"Hunted" | © MotelX

MOTELx ’20 | Hunted, em análise

Hunted, também conhecido como “Cosmogonie”, é um conto de terror e violência sexual que tenta revirar os preceitos de um género há muito petrificado no âmbar do sexismo. Este é um dos filmes na competição para Melhor Longa-Metragem Europeia do MOTELx deste ano.

A brutalização de corpos femininos é uma infeliz constante do cinema de terror. Desde a génese do género, que mulheres têm sido as vítimas preferidas dos monstros que assombram o grande ecrã. Nem sempre isto teve conotações descaradamente sexuais, mas os anos 70 e 80 trouxeram consigo dois subgéneros onde a relação entre sexualidade e violência estão intrinsecamente conectadas. Primeiro, há aquelas muitas narrativas sobre vítimas de violação que se engendram em missões vingativas. Em segundo, temos o slasher e sua punição de promiscuidade e defesa glorificante da rapariga virgem.

Sim, o filme de terror é um pesadelo de angústias, ansiedades e preconceitos psicossexuais que, longe do prestígio do drama ou do realismo, se podem mostrar em máxima feiura perante as audiências. Apesar disso, os últimos anos têm visto uma mudança de paradigmas na indústria cinematográfica à escala mundial e também o terror sofreu consequências. Finalmente, depois de um século de mortificação feminina raramente criticada, cineastas predispuseram-se a questionar este modelo de história assustadora. Ou melhor, financiadores e espetadores mostraram-se mais recetivos que o usual. Afinal, um pouco de pesquisa mostra-nos como sempre houve cinema feminista, mesmo no terror.

hunted cosmogonie critica motelx
© MotelX

Todo este devaneio histórico serve como contexto para o novo filme do cineasta e artista plástico belga Vincente Paronnaud. “Hunted” foi escrito há vários anos, mas só na atual conjetura cultural pode seguir para a frente com seu conto de folclore ancestral a manifestar-se pelo meio de um conto de violência sexual misógina. Muito sumariamente, o filme, como o título anglófono indica, conta a história de uma caçada. Só que, ao invés de um animal selvagem, é a mulher formosa quem é perseguida pelo predador feroz.
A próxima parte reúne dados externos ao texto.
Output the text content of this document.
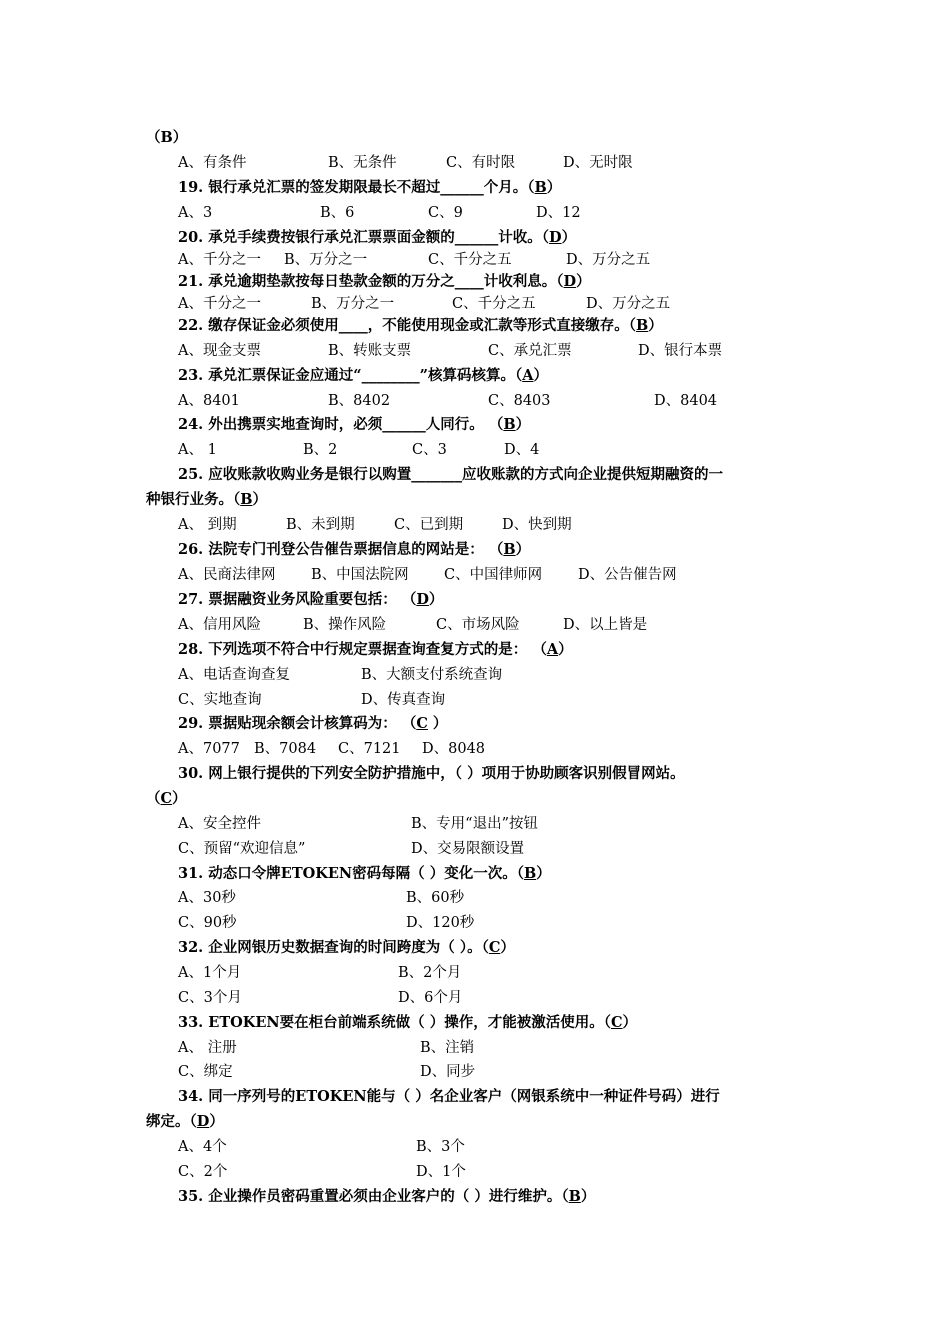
（B）
A、有条件	B、无条件	C、有时限	D、无时限
19. 银行承兑汇票的签发期限最长不超过______个月。（B）
A、3	B、6	C、9	D、12
20. 承兑手续费按银行承兑汇票票面金额的______计收。（D）
A、千分之一 B、万分之一	C、千分之五	D、万分之五
21. 承兑逾期垫款按每日垫款金额的万分之____计收利息。（D）
A、千分之一	B、万分之一	C、千分之五	D、万分之五
22. 缴存保证金必须使用____，不能使用现金或汇款等形式直接缴存。（B）
A、现金支票	B、转账支票	C、承兑汇票	D、银行本票
23. 承兑汇票保证金应通过“________”核算码核算。（A）
A、8401	B、8402	C、8403	D、8404
24. 外出携票实地查询时，必须______人同行。 （B）
A、 1	B、2	C、3	D、4
25. 应收账款收购业务是银行以购置_______应收账款的方式向企业提供短期融资的一
种银行业务。（B）
A、 到期	B、未到期	C、已到期	D、快到期
26. 法院专门刊登公告催告票据信息的网站是： （B）
A、民商法律网 B、中国法院网 C、中国律师网 D、公告催告网
27. 票据融资业务风险重要包括： （D）
A、信用风险	B、操作风险	C、市场风险	D、以上皆是
28. 下列选项不符合中行规定票据查询查复方式的是： （A）
A、电话查询查复	B、大额支付系统查询
C、实地查询	D、传真查询
29. 票据贴现余额会计核算码为： （C ）
A、7077 B、7084 C、7121 D、8048
30. 网上银行提供的下列安全防护措施中，（ ）项用于协助顾客识别假冒网站。
（C）
A、安全控件	B、专用“退出”按钮
C、预留“欢迎信息”	D、交易限额设置
31. 动态口令牌ETOKEN密码每隔（ ）变化一次。（B）
A、30秒	B、60秒
C、90秒	D、120秒
32. 企业网银历史数据查询的时间跨度为（ ）。（C）
A、1个月	B、2个月
C、3个月	D、6个月
33. ETOKEN要在柜台前端系统做（ ）操作，才能被激活使用。（C）
A、 注册	B、注销
C、绑定	D、同步
34. 同一序列号的ETOKEN能与（ ）名企业客户（网银系统中一种证件号码）进行
绑定。（D）
A、4个	B、3个
C、2个	D、1个
35. 企业操作员密码重置必须由企业客户的（ ）进行维护。（B）
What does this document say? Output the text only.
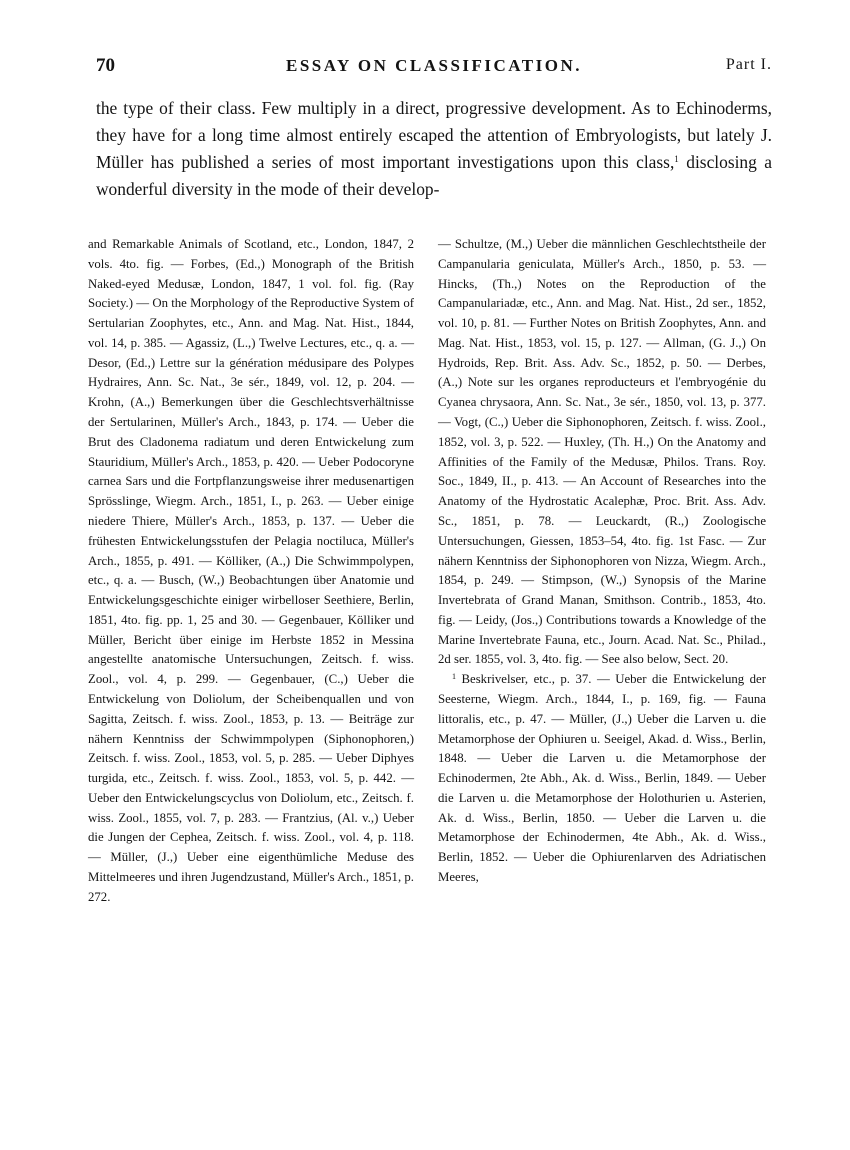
70	ESSAY ON CLASSIFICATION.	Part I.

the type of their class. Few multiply in a direct, progressive development. As to Echinoderms, they have for a long time almost entirely escaped the attention of Embryologists, but lately J. Müller has published a series of most important investigations upon this class,$^1$ disclosing a wonderful diversity in the mode of their develop-

and Remarkable Animals of Scotland, etc., London, 1847, 2 vols. 4to. fig. — Forbes, (Ed.,) Monograph of the British Naked-eyed Medusæ, London, 1847, 1 vol. fol. fig. (Ray Society.) — On the Morphology of the Reproductive System of Sertularian Zoophytes, etc., Ann. and Mag. Nat. Hist., 1844, vol. 14, p. 385. — Agassiz, (L.,) Twelve Lectures, etc., q. a. — Desor, (Ed.,) Lettre sur la génération médusipare des Polypes Hydraires, Ann. Sc. Nat., 3e sér., 1849, vol. 12, p. 204. — Krohn, (A.,) Bemerkungen über die Geschlechtsverhältnisse der Sertularinen, Müller's Arch., 1843, p. 174. — Ueber die Brut des Cladonema radiatum und deren Entwickelung zum Stauridium, Müller's Arch., 1853, p. 420. — Ueber Podocoryne carnea Sars und die Fortpflanzungsweise ihrer medusenartigen Sprösslinge, Wiegm. Arch., 1851, I., p. 263. — Ueber einige niedere Thiere, Müller's Arch., 1853, p. 137. — Ueber die frühesten Entwickelungsstufen der Pelagia noctiluca, Müller's Arch., 1855, p. 491. — Kölliker, (A.,) Die Schwimmpolypen, etc., q. a. — Busch, (W.,) Beobachtungen über Anatomie und Entwickelungsgeschichte einiger wirbelloser Seethiere, Berlin, 1851, 4to. fig. pp. 1, 25 and 30. — Gegenbauer, Kölliker und Müller, Bericht über einige im Herbste 1852 in Messina angestellte anatomische Untersuchungen, Zeitsch. f. wiss. Zool., vol. 4, p. 299. — Gegenbauer, (C.,) Ueber die Entwickelung von Doliolum, der Scheibenquallen und von Sagitta, Zeitsch. f. wiss. Zool., 1853, p. 13. — Beiträge zur nähern Kenntniss der Schwimmpolypen (Siphonophoren,) Zeitsch. f. wiss. Zool., 1853, vol. 5, p. 285. — Ueber Diphyes turgida, etc., Zeitsch. f. wiss. Zool., 1853, vol. 5, p. 442. — Ueber den Entwickelungscyclus von Doliolum, etc., Zeitsch. f. wiss. Zool., 1855, vol. 7, p. 283. — Frantzius, (Al. v.,) Ueber die Jungen der Cephea, Zeitsch. f. wiss. Zool., vol. 4, p. 118. — Müller, (J.,) Ueber eine eigenthümliche Meduse des Mittelmeeres und ihren Jugendzustand, Müller's Arch., 1851, p. 272.

— Schultze, (M.,) Ueber die männlichen Geschlechtstheile der Campanularia geniculata, Müller's Arch., 1850, p. 53. — Hincks, (Th.,) Notes on the Reproduction of the Campanulariadæ, etc., Ann. and Mag. Nat. Hist., 2d ser., 1852, vol. 10, p. 81. — Further Notes on British Zoophytes, Ann. and Mag. Nat. Hist., 1853, vol. 15, p. 127. — Allman, (G. J.,) On Hydroids, Rep. Brit. Ass. Adv. Sc., 1852, p. 50. — Derbes, (A.,) Note sur les organes reproducteurs et l'embryogénie du Cyanea chrysaora, Ann. Sc. Nat., 3e sér., 1850, vol. 13, p. 377. — Vogt, (C.,) Ueber die Siphonophoren, Zeitsch. f. wiss. Zool., 1852, vol. 3, p. 522. — Huxley, (Th. H.,) On the Anatomy and Affinities of the Family of the Medusæ, Philos. Trans. Roy. Soc., 1849, II., p. 413. — An Account of Researches into the Anatomy of the Hydrostatic Acalephæ, Proc. Brit. Ass. Adv. Sc., 1851, p. 78. — Leuckardt, (R.,) Zoologische Untersuchungen, Giessen, 1853–54, 4to. fig. 1st Fasc. — Zur nähern Kenntniss der Siphonophoren von Nizza, Wiegm. Arch., 1854, p. 249. — Stimpson, (W.,) Synopsis of the Marine Invertebrata of Grand Manan, Smithson. Contrib., 1853, 4to. fig. — Leidy, (Jos.,) Contributions towards a Knowledge of the Marine Invertebrate Fauna, etc., Journ. Acad. Nat. Sc., Philad., 2d ser. 1855, vol. 3, 4to. fig. — See also below, Sect. 20.

$^1$ Beskrivelser, etc., p. 37. — Ueber die Entwickelung der Seesterne, Wiegm. Arch., 1844, I., p. 169, fig. — Fauna littoralis, etc., p. 47. — Müller, (J.,) Ueber die Larven u. die Metamorphose der Ophiuren u. Seeigel, Akad. d. Wiss., Berlin, 1848. — Ueber die Larven u. die Metamorphose der Echinodermen, 2te Abh., Ak. d. Wiss., Berlin, 1849. — Ueber die Larven u. die Metamorphose der Holothurien u. Asterien, Ak. d. Wiss., Berlin, 1850. — Ueber die Larven u. die Metamorphose der Echinodermen, 4te Abh., Ak. d. Wiss., Berlin, 1852. — Ueber die Ophiurenlarven des Adriatischen Meeres,
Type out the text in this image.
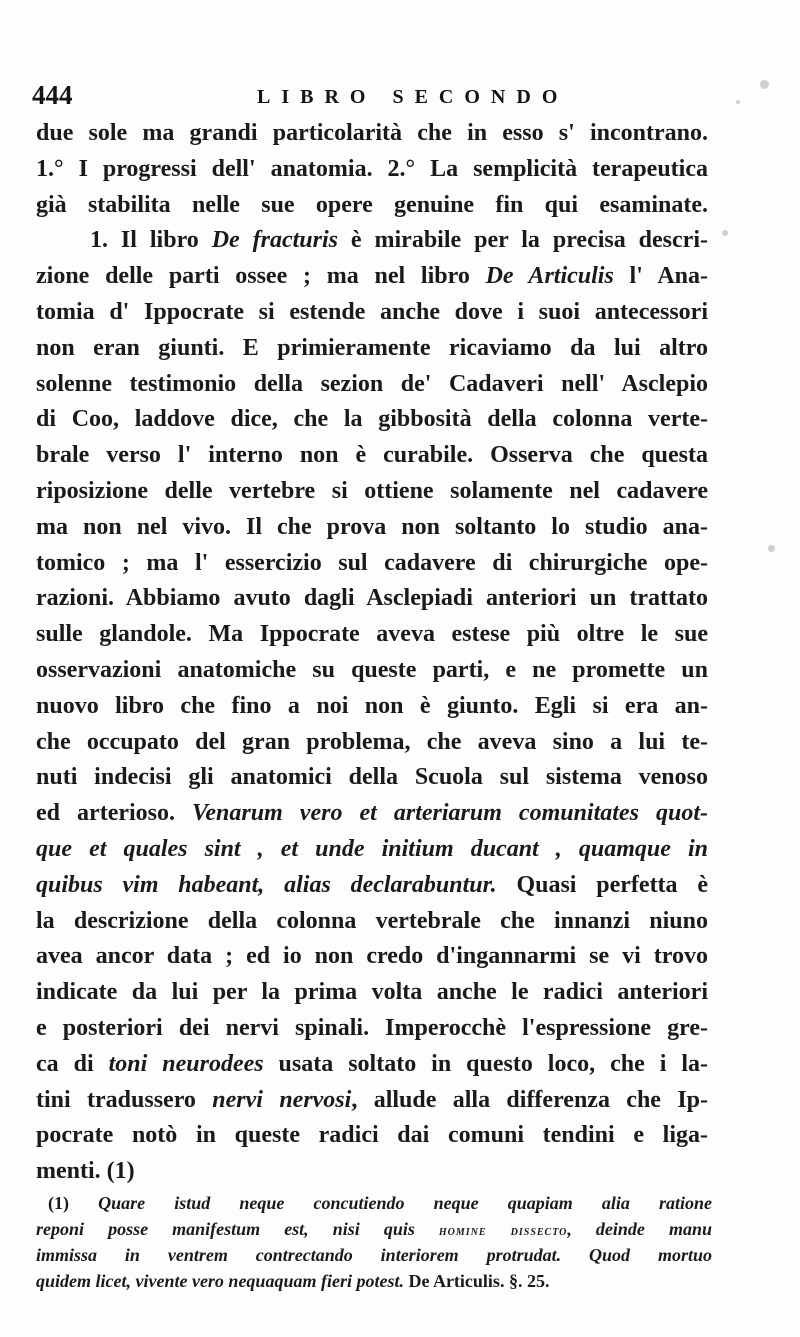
444	LIBRO SECONDO
due sole ma grandi particolarità che in esso s' incontrano.
1.° I progressi dell' anatomia. 2.° La semplicità terapeutica
già stabilita nelle sue opere genuine fin qui esaminate.
1. Il libro De fracturis è mirabile per la precisa descri-
zione delle parti ossee ; ma nel libro De Articulis l' Ana-
tomia d' Ippocrate si estende anche dove i suoi antecessori
non eran giunti. E primieramente ricaviamo da lui altro
solenne testimonio della sezion de' Cadaveri nell' Asclepio
di Coo, laddove dice, che la gibbosità della colonna verte-
brale verso l' interno non è curabile. Osserva che questa
riposizione delle vertebre si ottiene solamente nel cadavere
ma non nel vivo. Il che prova non soltanto lo studio ana-
tomico ; ma l' essercizio sul cadavere di chirurgiche ope-
razioni. Abbiamo avuto dagli Asclepiadi anteriori un trattato
sulle glandole. Ma Ippocrate aveva estese più oltre le sue
osservazioni anatomiche su queste parti, e ne promette un
nuovo libro che fino a noi non è giunto. Egli si era an-
che occupato del gran problema, che aveva sino a lui te-
nuti indecisi gli anatomici della Scuola sul sistema venoso
ed arterioso. Venarum vero et arteriarum comunitates quot-
que et quales sint , et unde initium ducant , quamque in
quibus vim habeant, alias declarabuntur. Quasi perfetta è
la descrizione della colonna vertebrale che innanzi niuno
avea ancor data ; ed io non credo d'ingannarmi se vi trovo
indicate da lui per la prima volta anche le radici anteriori
e posteriori dei nervi spinali. Imperocchè l'espressione gre-
ca di toni neurodees usata soltato in questo loco, che i la-
tini tradussero nervi nervosi, allude alla differenza che Ip-
pocrate notò in queste radici dai comuni tendini e liga-
menti. (1)
(1) Quare istud neque concutiendo neque quapiam alia ratione
reponi posse manifestum est, nisi quis homine dissecto, deinde manu
immissa in ventrem contrectando interiorem protrudat. Quod mortuo
quidem licet, vivente vero nequaquam fieri potest. De Articulis. §. 25.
Eve é uma profissional francesa que se encontra na Bélgica a supervisionar um projeto de construção. Devido ao seu sexo, ela enfrenta regulares microagressões no trabalho, tanto da parte dos capatazes que a ignoram ou do patrão que a acha incapaz de fazer o trabalho. Uma noite, frustrada com o emprego e farta de receber chamadas ansiosas de um namorado distante, ela decide ir tomar uns copos e deixa o telemóvel no apartamento. Num corriqueiro bar, ela encontra com um homem minimamente atraente que a seduz até ao carro. Infelizmente, a noite de Eve depressa se torna num pesadelo.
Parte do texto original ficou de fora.